EVERYBODY ALSO KNOWS that Sarah Palin was just being her usual idiot self when she talked about Obamacare leading to Death Panels. Her assertion is dismissed out of hand in mainstream – supposedly neutral – news reporting as wrongheaded hyperbole.
I have never understood why this occurs, other than that the statement is coming from Sarah Palin and that it makes Obamacare sound like it might be a little scary.
But the logic is very simple. Under the health reform law, the government will have extraordinary new control over health insurers. The companies will be heavily regulated and restricted in their ability to raise rates, even as they are forced to cover everyone and drop no one and provide a variety of mandatory benefits.

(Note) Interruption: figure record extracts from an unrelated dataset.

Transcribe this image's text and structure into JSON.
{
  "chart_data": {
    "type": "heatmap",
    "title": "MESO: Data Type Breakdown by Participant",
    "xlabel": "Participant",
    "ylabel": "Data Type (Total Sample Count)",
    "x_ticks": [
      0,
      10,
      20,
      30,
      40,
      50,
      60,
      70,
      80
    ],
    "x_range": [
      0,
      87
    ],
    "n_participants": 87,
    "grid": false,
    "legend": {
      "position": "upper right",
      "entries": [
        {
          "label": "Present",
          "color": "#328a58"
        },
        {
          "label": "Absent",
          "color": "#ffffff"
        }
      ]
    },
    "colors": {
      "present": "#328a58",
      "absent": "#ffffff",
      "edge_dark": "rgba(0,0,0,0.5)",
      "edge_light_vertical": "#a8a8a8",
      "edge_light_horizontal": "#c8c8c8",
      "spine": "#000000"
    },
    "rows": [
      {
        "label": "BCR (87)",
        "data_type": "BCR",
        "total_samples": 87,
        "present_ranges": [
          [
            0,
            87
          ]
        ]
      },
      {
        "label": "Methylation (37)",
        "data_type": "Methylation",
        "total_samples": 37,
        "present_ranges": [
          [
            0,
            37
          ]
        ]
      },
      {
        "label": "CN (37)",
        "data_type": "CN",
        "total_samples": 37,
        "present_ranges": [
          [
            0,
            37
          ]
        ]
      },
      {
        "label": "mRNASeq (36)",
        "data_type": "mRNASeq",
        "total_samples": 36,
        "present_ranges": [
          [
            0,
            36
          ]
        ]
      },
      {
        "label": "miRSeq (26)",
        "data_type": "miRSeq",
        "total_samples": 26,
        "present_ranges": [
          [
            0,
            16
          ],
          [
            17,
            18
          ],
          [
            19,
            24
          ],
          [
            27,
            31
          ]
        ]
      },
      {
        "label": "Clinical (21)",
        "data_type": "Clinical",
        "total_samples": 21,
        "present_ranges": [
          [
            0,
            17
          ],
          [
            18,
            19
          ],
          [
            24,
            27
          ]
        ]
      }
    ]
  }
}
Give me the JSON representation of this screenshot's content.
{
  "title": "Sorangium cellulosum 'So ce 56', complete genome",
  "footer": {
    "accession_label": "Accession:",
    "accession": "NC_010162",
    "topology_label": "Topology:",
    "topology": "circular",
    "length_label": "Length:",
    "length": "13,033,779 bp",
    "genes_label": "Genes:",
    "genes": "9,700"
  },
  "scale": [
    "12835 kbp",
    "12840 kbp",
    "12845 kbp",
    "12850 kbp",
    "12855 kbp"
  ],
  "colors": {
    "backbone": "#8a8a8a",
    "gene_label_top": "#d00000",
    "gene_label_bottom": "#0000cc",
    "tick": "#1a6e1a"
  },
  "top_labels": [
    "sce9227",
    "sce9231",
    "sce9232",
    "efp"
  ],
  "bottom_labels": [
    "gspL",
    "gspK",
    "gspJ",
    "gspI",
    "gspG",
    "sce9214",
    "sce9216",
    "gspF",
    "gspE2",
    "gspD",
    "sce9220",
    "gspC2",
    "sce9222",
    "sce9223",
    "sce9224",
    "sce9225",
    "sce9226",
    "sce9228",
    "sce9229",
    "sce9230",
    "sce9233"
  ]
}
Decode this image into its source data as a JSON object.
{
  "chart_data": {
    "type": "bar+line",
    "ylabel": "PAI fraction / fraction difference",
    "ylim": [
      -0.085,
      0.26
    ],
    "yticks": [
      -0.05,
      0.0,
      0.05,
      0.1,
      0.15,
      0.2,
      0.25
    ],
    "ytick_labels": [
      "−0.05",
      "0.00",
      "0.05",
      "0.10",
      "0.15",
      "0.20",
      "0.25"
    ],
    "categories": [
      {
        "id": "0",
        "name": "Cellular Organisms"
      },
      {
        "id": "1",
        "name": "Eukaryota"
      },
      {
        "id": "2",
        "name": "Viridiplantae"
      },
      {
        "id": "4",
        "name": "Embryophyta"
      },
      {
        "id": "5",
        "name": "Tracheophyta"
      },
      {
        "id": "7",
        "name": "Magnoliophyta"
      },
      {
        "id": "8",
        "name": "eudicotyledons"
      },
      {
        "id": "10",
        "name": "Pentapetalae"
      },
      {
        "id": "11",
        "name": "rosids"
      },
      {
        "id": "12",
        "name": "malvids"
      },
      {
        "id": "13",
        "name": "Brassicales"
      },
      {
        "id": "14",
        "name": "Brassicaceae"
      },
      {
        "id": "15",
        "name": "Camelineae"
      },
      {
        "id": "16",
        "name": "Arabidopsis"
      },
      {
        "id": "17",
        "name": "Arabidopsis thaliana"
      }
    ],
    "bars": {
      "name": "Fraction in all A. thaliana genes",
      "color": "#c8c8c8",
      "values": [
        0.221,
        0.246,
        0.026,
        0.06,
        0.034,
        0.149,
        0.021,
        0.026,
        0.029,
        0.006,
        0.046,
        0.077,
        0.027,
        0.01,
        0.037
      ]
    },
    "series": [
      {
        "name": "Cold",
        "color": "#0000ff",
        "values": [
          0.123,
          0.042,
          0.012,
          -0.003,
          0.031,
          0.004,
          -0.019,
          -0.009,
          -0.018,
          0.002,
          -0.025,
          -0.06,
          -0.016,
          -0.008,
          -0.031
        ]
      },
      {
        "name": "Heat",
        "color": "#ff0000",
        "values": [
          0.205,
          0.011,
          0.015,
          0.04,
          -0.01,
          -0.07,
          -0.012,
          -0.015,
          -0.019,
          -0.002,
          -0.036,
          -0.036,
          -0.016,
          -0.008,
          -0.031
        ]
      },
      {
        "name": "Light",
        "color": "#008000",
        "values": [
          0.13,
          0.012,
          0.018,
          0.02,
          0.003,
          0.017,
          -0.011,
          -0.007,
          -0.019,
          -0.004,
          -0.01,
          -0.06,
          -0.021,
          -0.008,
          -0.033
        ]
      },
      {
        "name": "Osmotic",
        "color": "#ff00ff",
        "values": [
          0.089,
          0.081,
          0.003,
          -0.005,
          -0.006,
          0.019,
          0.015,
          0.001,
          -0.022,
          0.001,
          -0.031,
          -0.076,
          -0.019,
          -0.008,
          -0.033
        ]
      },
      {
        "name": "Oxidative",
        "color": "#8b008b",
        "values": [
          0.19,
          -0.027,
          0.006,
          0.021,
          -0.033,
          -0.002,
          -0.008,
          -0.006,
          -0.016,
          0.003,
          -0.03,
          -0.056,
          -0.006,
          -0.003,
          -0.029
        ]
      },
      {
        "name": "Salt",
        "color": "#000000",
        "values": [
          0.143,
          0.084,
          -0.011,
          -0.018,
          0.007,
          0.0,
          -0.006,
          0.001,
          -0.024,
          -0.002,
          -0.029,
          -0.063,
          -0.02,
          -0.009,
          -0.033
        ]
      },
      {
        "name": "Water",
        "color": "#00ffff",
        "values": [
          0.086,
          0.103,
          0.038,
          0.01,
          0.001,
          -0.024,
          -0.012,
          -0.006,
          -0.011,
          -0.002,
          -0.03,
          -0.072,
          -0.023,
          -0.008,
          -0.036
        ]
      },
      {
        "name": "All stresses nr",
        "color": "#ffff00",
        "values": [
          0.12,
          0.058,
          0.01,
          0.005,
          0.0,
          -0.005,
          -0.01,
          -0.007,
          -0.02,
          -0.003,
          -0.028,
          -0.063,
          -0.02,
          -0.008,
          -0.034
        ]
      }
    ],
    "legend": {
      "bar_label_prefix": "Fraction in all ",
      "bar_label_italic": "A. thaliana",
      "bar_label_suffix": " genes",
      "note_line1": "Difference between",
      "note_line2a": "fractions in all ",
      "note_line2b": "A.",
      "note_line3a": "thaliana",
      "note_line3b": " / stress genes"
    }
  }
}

To stay in business, they will have to cut costs. And where is the best place to cut costs? END OF LIFE CARE. And who will decide what is appropriate end of life care? DEATH PANELS.
Or something equivalent.
So I hope you are not shocked to read in the Washington Post that Donald Berwick, the new Medicare chief, is considering withholding payment for Provenge, an expensive new prostate cancer vaccine that would extend life for terminal patients by a median of four months.
In the world of terminal cancer treatment, taking exceptional steps to extend life for a median of four months is a quite unexceptional thing to do. It’s considered successful treatment. It also means that some patients will live quite a bit longer.
It is not customary for Medicare to include cost considerations in making such a ruling, according to the Post. Berwick’s decision the consider cost is groundbreaking and has consequences for all of the health care market, beyond Medicare. Insurers take their cue from Medicare. If the feds ain’t paying, Aetna ain’t paying.
But Donald Berwick, you will remember, is not your ordinary Center for Medicare and Medicaid Services Chief.
Before Donald Berwick goes to sleep every night, he says a prayer thanking The Lord for the British health care system.
Obama and Berwick decided in July that it was so important for him to get right to work that he couldn’t possibly be subject to annoying questions about his views from the Senate. So Obama installed him by recess appointment.
Among the uncomfortable quotes senators might have wanted to have discussed with Berwick:
The decision is not whether or not we will ration care – the decision is whether we will ration with our eyes open.
Any health care funding plan that is just, equitable, civilized and humane must, must redistribute wealth from the richer among us to the poorer and the less fortunate. Excellent health care is by definition redistributional.
Berwick, in keeping with his preference for avoiding scrutiny while doing what HE KNOWS is best, declined to comment to the Post.